Al principio, el cochero me iba diciendo los nombres de las calles por las que pasábamos —unos nombres raros que nunca había oído—, pero luego empezamos a zigzaguear por un dédalo de callejuelas tan desconocidas para el cochero como para mí.

Resulta muy desagradable recorrer de noche una ciudad o un barrio que no se conoce. Cada vez que se dobla una esquina se teme haber penetrado en un callejón sin salida. Debido a que ello me ocurría en Moscú, ciudad que yo creía conocer palmo a palmo, mi desasosiego aumentaba. Me parecía que, en cada callejuela, me acechaban traiciones y emboscadas.

Al pensar en María y en el individuo del gorro de pieles me entraban impulsos de echar a correr en su búsqueda. El caballo marchaba muy despacio y, de vez en cuando, volvía sobre sus pasos. Yo contemplaba la espalda inmóvil del cochero y me parecía como si siempre la hubiese estado viendo, como si se tratase de algo inmutable y fatal.

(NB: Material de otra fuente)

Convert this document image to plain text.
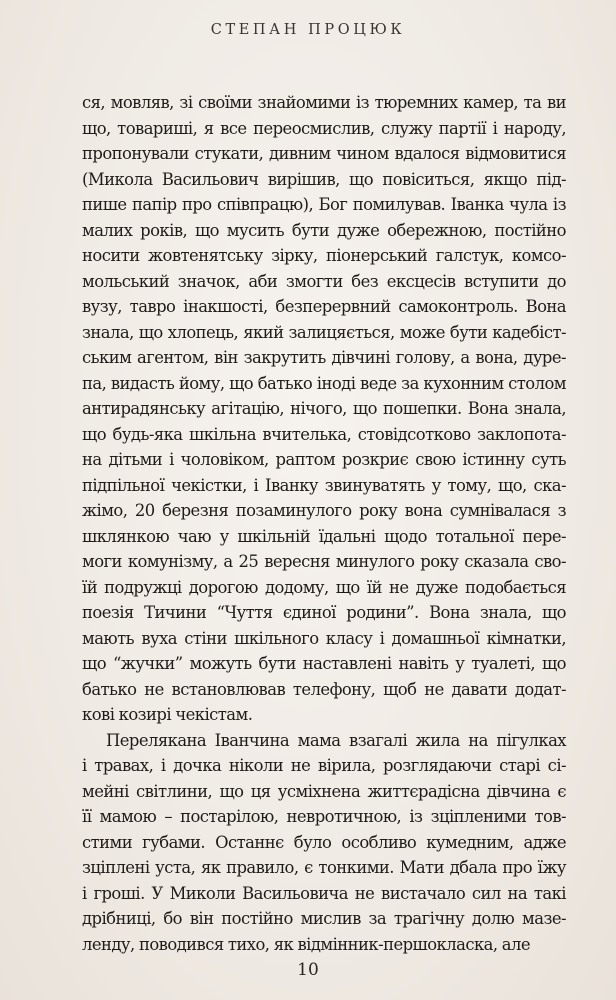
СТЕПАН ПРОЦЮК
ся, мовляв, зі своїми знайомими із тюремних камер, та ви
що, товариші, я все переосмислив, служу партії і народу,
пропонували стукати, дивним чином вдалося відмовитися
(Микола Васильович вирішив, що повіситься, якщо під-
пише папір про співпрацю), Бог помилував. Іванка чула із
малих років, що мусить бути дуже обережною, постійно
носити жовтенятську зірку, піонерський галстук, комсо-
мольський значок, аби змогти без ексцесів вступити до
вузу, тавро інакшості, безперервний самоконтроль. Вона
знала, що хлопець, який залицяється, може бути кадебіст-
ським агентом, він закрутить дівчині голову, а вона, дуре-
па, видасть йому, що батько іноді веде за кухонним столом
антирадянську агітацію, нічого, що пошепки. Вона знала,
що будь-яка шкільна вчителька, стовідсотково заклопота-
на дітьми і чоловіком, раптом розкриє свою істинну суть
підпільної чекістки, і Іванку звинуватять у тому, що, ска-
жімо, 20 березня позаминулого року вона сумнівалася з
шклянкою чаю у шкільній їдальні щодо тотальної пере-
моги комунізму, а 25 вересня минулого року сказала сво-
їй подружці дорогою додому, що їй не дуже подобається
поезія Тичини “Чуття єдиної родини”. Вона знала, що
мають вуха стіни шкільного класу і домашньої кімнатки,
що “жучки” можуть бути наставлені навіть у туалеті, що
батько не встановлював телефону, щоб не давати додат-
кові козирі чекістам.
Перелякана Іванчина мама взагалі жила на пігулках
і травах, і дочка ніколи не вірила, розглядаючи старі сі-
мейні світлини, що ця усміхнена життєрадісна дівчина є
її мамою – постарілою, невротичною, із зціпленими тов-
стими губами. Останнє було особливо кумедним, адже
зціплені уста, як правило, є тонкими. Мати дбала про їжу
і гроші. У Миколи Васильовича не вистачало сил на такі
дрібниці, бо він постійно мислив за трагічну долю мазе-
ленду, поводився тихо, як відмінник-першокласка, але
10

Los faroles eran cada vez más escasos. Casi no se veían tiendas ni ventanas iluminadas. Todo se hundía en el sueño nocturno.

Al doblar una esquina el coche se detuvo.

—¿Por qué paras? —pregunté al cochero lleno de angustia.

No contestó. De pronto, hizo volver grupas al caballo de modo tan brusco que por poco no me lanza al arroyo.

—¿Te has perdido?

—Ya hemos pasado por aquí —repuso tras unos instantes de silencio—. Fíjese usted.

Me fijé, en efecto, y recordé el paraje, aquel farol junto al montón de nieve, aquella casa de dos pisos... ¡Ya habíamos pasado por allí!

Aquello fue el comienzo de un nuevo e insoportable tormento: comenzamos a pasar por calles y callejuelas en las que ya habíamos estado, sin poder salir de aquel laberinto. Luego atravesamos una amplia avenida, alumbradísima y muy animada, por la que ya habíamos pasado. Poco después, volvimos a atravesarla.

—Deberíamos preguntar a alguien...

—¿Qué vamos a preguntarles? —contestó secamente el cochero—. Si no sabemos a donde vamos...

—Pero tú decías...

—¡Yo no he dicho nada!

—Haz por orientarte. Se trata de algo muy importante para mí.

No contestó. Cuando hubimos recorrido unos cien metros más en zigzag, dijo:

—Ya ve usted que hago todo lo posible...

Por fin alcanzamos una calleja en la que no habíamos estado. El cochero, sin volverse, dijo:

—¡Ya empiezo a orientarme!

—¿Llegaremos pronto?

—No sé.

Mi suplicio no había concluido. Nos envolvía una densa oscuridad y sólo veíamos interminables tapias, tras las que se alzaban corpulentos árboles, cuyas ramas casi se cruzaban con las del lado opuesto, y casas sin ventana alguna iluminada. En una de ellas debía estar María Nicolayevna. Sin duda había caído en una trampa siniestra y terrible. ¿Quién sería el hombre alto que la había llevado allí?